BACKGROUND: Diabetic kidney disease (DKD) is a common complication of type 2 diabetes mellitus and an important cause of end-stage renal disease. Metabolic dysfunction, albuminuria, and chronic low-grade inflammation characterize early DKD, leading to progressive renal impairment. To date, SGLT2 inhibitors and GLP-1 receptor agonists are known to provide renoprotective and metabolic benefits; however, there is limited evidence available regarding the combined use of these treatments in early DKD. OBJECTIVES: This study evaluated the short-term effects of canagliflozin and semaglutide, administered alone or in combination, on renal function, metabolic parameters, and systemic inflammatory markers in patients with early-stage DKD. METHODS: In this randomized controlled trial, 120 patients with early-stage diabetic kidney disease were randomly allocated (1:1:1:1) to four groups (n = 30 each): canagliflozin (100 mg orally once daily), semaglutide (0.25 mg once weekly with escalation to 1.0 mg after 4 weeks), combination treatment, or placebo/control.

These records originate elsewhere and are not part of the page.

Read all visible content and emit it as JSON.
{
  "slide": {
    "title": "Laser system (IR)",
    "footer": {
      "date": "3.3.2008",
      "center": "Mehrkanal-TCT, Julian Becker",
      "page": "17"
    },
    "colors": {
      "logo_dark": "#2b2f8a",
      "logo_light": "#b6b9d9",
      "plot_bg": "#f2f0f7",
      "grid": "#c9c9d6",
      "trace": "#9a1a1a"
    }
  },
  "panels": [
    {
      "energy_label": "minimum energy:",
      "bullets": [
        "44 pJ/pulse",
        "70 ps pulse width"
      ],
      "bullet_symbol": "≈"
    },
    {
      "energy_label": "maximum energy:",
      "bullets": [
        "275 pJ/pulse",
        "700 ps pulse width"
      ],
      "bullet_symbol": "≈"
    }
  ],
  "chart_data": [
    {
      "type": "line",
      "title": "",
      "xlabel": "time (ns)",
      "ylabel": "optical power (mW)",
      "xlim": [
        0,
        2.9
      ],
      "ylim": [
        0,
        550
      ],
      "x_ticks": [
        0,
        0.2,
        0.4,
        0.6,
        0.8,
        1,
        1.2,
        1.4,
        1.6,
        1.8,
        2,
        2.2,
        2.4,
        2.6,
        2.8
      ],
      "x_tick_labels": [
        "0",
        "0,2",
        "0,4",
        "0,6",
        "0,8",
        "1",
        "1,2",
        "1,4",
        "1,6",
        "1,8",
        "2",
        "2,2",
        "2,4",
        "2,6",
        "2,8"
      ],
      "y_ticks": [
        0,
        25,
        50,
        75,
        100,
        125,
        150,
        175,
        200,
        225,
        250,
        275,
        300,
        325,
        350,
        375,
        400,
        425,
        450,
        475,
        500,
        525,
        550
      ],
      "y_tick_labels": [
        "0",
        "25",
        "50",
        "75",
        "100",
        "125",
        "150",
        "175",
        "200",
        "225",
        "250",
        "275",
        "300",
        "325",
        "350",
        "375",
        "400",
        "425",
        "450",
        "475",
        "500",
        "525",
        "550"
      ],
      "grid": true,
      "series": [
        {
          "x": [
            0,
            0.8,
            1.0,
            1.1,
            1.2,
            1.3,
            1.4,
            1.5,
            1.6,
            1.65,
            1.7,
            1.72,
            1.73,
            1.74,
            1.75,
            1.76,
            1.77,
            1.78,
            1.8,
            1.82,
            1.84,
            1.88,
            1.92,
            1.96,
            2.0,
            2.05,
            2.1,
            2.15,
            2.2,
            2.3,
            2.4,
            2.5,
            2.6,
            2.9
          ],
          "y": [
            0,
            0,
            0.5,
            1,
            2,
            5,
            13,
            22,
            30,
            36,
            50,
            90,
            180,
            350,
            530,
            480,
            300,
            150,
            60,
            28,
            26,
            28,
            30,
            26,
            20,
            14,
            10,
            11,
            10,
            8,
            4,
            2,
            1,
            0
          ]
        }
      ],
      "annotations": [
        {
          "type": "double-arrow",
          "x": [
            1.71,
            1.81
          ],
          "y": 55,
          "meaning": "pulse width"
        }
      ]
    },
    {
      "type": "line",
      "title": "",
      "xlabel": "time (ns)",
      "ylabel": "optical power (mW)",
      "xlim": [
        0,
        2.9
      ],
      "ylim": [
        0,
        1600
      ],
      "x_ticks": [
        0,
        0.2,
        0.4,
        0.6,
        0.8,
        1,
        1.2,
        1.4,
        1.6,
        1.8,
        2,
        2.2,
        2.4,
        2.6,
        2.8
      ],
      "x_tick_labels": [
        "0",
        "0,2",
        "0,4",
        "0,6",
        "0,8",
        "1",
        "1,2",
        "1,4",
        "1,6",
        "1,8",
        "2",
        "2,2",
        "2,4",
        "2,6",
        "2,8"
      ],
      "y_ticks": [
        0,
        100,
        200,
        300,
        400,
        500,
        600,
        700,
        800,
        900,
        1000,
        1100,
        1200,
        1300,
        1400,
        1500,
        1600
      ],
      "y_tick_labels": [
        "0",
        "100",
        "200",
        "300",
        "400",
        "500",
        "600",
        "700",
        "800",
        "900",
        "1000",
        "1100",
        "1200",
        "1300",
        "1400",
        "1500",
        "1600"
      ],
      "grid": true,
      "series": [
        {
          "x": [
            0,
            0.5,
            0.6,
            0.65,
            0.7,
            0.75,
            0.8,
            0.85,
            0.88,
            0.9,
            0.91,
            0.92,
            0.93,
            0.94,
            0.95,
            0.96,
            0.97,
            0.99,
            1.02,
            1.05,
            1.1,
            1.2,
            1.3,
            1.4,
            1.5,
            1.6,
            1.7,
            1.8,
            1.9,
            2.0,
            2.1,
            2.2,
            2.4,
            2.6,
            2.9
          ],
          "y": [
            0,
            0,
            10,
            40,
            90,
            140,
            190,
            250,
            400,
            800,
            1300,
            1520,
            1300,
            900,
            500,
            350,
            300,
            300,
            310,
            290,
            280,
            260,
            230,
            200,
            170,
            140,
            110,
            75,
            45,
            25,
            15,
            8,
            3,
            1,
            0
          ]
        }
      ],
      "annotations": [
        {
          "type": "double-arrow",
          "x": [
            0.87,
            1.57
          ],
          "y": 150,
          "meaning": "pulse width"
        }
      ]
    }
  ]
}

PARTICIPANTS: All participants were provided standard background care. Treatment continued for 24 weeks. The main renal outcomes were urinary albumin-to-creatinine ratio (UACR) and estimated glomerular filtration rate (eGFR). Glycemic control, insulin resistance, lipid parameters, and inflammatory biomarkers (HbA1c, fasting glucose, HOMA-IR, TNF-α, IL-6, CRP) were considered as secondary outcomes. Safety assessment was conducted using binary safety assessment. RESULTS: At 24 weeks, combination therapy achieved significantly greater reductions in UACR compared with monotherapy and placebo (P < 0.05). Across treatment groups, a small reduction in eGFR was observed without significant between-group differences. Measurements of HbA1c, fasting glucose, HOMA-IR, lipid parameters, and inflammatory markers showed better results in the combination therapy group compared to single-agent therapy (P < 0.05). Rates of adverse events were similar between the groups. CONCLUSION: Combined canagliflozin and semaglutide therapy demonstrated superior short-term benefits in reducing albuminuria, improving metabolic control, and attenuating systemic inflammation in early DKD, supporting further long-term evaluation of renal and cardiovascular outcomes.